New car buyers can use the star ratings to compare
at a glance how cars on their shopping list fared. But, because the combined star rating reflects both front and
side-impact safety, serious flaws can be masked when a car does well in, say, the frontal test, and badly in the
side impact test.
The formula for calculating the EuroNCAP ratings
are as follows: The results of the offset and side impact crash tests are evaluated. Each
of four body regions is assigned a score out of a maximum of 4 points. For example, a HIC of 1000, which is poor,
would result a head score of zero but a good HIC of 600 would earn 4 points.

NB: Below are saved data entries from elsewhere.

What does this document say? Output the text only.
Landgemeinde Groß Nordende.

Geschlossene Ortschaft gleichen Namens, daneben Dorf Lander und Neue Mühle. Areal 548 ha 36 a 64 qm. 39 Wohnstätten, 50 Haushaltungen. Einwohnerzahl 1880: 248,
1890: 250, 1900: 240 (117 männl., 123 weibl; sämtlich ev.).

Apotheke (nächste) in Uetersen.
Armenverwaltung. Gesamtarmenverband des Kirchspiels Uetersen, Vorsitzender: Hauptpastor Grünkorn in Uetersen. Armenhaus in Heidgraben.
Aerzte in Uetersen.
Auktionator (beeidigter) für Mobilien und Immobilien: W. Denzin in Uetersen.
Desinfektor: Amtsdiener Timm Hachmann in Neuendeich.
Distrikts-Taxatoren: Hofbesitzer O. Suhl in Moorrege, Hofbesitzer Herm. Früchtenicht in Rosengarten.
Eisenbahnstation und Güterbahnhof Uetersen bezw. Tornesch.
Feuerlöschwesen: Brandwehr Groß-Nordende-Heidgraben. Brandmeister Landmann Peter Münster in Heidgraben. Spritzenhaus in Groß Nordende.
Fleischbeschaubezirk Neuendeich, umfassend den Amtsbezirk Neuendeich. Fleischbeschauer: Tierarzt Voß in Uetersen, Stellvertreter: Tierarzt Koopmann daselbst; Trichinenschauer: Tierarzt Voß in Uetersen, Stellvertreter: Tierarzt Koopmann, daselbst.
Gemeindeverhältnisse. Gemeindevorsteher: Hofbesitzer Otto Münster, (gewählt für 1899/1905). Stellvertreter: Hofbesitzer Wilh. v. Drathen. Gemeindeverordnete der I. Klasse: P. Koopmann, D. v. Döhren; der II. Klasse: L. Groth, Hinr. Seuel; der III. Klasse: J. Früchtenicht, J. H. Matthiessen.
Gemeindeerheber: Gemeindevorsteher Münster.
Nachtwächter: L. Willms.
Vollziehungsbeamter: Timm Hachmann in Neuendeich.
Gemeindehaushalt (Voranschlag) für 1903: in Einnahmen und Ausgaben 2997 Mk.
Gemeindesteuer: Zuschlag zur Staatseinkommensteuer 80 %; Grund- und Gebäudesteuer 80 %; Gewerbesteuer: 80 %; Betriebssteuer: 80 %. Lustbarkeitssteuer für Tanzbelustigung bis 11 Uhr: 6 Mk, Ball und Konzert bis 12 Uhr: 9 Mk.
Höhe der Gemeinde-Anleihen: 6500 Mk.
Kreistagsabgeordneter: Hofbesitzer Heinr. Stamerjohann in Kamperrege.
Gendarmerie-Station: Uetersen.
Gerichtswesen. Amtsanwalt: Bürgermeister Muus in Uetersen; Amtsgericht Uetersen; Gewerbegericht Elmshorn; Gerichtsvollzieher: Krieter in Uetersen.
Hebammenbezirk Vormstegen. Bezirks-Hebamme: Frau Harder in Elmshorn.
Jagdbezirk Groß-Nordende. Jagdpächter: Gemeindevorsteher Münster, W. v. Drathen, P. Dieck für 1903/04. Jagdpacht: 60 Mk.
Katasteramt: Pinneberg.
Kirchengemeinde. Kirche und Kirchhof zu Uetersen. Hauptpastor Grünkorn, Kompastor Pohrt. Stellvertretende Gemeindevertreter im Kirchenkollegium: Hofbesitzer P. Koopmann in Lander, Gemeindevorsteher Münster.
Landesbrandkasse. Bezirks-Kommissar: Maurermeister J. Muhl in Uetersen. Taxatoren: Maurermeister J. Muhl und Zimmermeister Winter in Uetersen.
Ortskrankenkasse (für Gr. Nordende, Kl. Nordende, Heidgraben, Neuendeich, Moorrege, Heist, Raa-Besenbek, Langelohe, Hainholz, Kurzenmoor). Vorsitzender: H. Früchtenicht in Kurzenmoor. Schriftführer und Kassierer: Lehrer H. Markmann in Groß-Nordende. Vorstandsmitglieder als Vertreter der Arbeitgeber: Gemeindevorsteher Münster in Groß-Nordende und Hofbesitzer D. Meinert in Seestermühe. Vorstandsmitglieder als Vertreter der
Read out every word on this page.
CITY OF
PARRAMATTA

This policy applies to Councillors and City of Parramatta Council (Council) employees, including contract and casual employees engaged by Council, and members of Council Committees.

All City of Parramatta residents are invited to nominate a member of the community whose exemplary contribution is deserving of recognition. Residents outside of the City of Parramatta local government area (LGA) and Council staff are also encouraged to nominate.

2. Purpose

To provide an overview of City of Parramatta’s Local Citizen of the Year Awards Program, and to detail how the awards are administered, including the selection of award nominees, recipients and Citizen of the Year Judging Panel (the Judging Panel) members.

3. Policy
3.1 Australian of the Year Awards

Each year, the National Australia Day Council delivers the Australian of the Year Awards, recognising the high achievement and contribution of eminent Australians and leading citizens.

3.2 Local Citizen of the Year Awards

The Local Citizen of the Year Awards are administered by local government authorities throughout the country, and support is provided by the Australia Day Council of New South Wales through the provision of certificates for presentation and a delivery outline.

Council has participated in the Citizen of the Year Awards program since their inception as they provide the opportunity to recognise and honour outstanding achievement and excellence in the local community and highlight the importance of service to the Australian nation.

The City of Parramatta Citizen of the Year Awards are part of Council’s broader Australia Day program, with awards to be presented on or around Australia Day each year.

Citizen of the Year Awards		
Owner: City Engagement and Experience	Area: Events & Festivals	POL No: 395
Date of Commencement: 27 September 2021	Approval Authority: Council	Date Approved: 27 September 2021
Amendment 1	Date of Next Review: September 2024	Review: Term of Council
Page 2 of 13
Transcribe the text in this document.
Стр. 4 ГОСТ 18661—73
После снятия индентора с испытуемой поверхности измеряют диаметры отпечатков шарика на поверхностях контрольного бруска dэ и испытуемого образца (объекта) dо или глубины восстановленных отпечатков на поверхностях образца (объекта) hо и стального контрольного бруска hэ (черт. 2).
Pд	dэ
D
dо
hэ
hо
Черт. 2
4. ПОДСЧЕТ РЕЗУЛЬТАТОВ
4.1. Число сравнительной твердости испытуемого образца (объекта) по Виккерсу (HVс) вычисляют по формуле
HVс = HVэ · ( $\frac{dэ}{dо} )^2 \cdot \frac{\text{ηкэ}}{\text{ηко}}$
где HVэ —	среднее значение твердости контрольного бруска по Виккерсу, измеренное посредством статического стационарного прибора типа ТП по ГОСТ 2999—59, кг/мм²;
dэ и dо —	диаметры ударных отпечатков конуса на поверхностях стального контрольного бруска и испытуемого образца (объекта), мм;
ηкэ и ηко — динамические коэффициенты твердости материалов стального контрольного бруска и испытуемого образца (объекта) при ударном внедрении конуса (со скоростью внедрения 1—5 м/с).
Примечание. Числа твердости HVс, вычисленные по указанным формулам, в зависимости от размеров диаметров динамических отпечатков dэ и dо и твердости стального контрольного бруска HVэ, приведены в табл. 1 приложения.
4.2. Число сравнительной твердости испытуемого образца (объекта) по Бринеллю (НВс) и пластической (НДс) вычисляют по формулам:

Where more than one injury measurement
applies for the body region then the lowest value is used - this includes the passenger scores in the case of the
offset crash test.
To avoid any further confusion, Crashtest.com has decided to use the Euro-NCAP percentage-based scores to rate the Euro-NCAP tested vehicles, instead of the confusing star system. In addition to giving a seperate score for the frontal offset and side impact tests, (not available in a single star rating), the test results of more European and American vehicles can be directly compared to each other using our similar rating system. Until the international testing agencies agree on a single way of representing their data, we'll stick to this system for the EuroNCAP. It's not perfect, but we feel it's less confusing than the rating method currently in place.